Kunjungan Paus, Paus Mualaf, dan IQ 78
Sebentar lagi Gereja Katolik Indonesia mendapatkan kebahagiaan dengan kunjungan Paus Fransiskus. Hal ini seperti anak yang dikunjungi bapaknya dari luar negeri, tentu sangat menyenangkan. Peristiwa 35 tahun lalu kini terulang, meskipun dengan kondisi dan pribadi yang berbeda.
Tentu umat Katolik antusias untuk terlibat, baik langsung ataupun online dalam Misa yang dipimpin oleh pimpinan tertinggi Gereja Katolik, Uskup Roma yang belum tentu akan bisa ditemui dalam 10-20 tahun mendatang. Peristiwa yang lampau hampir empat dasa warsa baru terjadi lagi.
Beberapa teman sudah pada janjian untuk bisa telponan, karena kemungkinan bertemu sangat kecil, ketika bisa ikut ke GBK. Teman yang lain mengatakan bahwa masih cukup banyak jatah yang belum terisi, beberapa hari lampau cerita ini.
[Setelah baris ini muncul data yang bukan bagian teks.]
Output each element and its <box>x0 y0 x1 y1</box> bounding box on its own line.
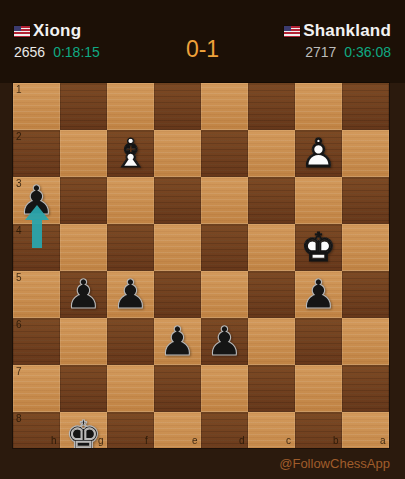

Rekan lain  bertanya apakah di kotanya akan ada misa hibrid, sehingga live streaming misa Paus Fransiskus di gereja setempat.
Gegap gempita wajar dilakukan warga Gereja Katolik. Pun ada juga yang becanda, hari-hari ini Paus Fransiskus lagi ngepak apa yang mau dibawa ke sini. Menakar, jangan sampai kelebihan beban di pesawat. Tentu saja hal ini adalah candaan yang mewarnai pembicaraan bergembira bersama.
Di tengah eforia kedatangan pemimpin Gereja Katolik sedunia, menemukan bagaimana rendah hatinya beliau. Ketika ada anak kecil yang sedih karena bapaknya tidak percaya Tuhan dan baru saja meninggal. Anak kecil ini  bersama saudaranya sudah menjadi anggota Gereja Katolik.
Paus sebagai seorang bapak, kakek, dan gembala memeluk dan menjawab bahwa Tuhan Allah Yang Berbelas Kasih akan membalas kebaikan anak-anak-Nya, termasuk bapak yang tidak percaya Tuhan ini, karena anak-anaknya diserahkan kepada Tuhan, yang ia sendiri tidak yakini.
Paus tidak  ndakik-ndakik, tidak menggunakan teologi, filsafat, atau mengutip teolog atau filsuf siapa, namun bertanya pada peserta dan menjawab dengan baik, mereka sendiri yang menjawab pertanyaan itu, atas pancingan dan bimbingan Paus Fransiskus.
Kesederhanaan, kerendahanhati, dan apa adanya. Sosok yang benar-benar sederhana, bukan dibuat-buat, padahal Uskup Roma. Begitu banyak dan gampang menemukan pembicaraan  atau pembicaraan mengenai kesederhanaannya.
Sisi spiritualitas, melebihi  agama.  Di mana hal ini sering menjadi pemersatu, tidak saling meniadakan atau mempersalahkan.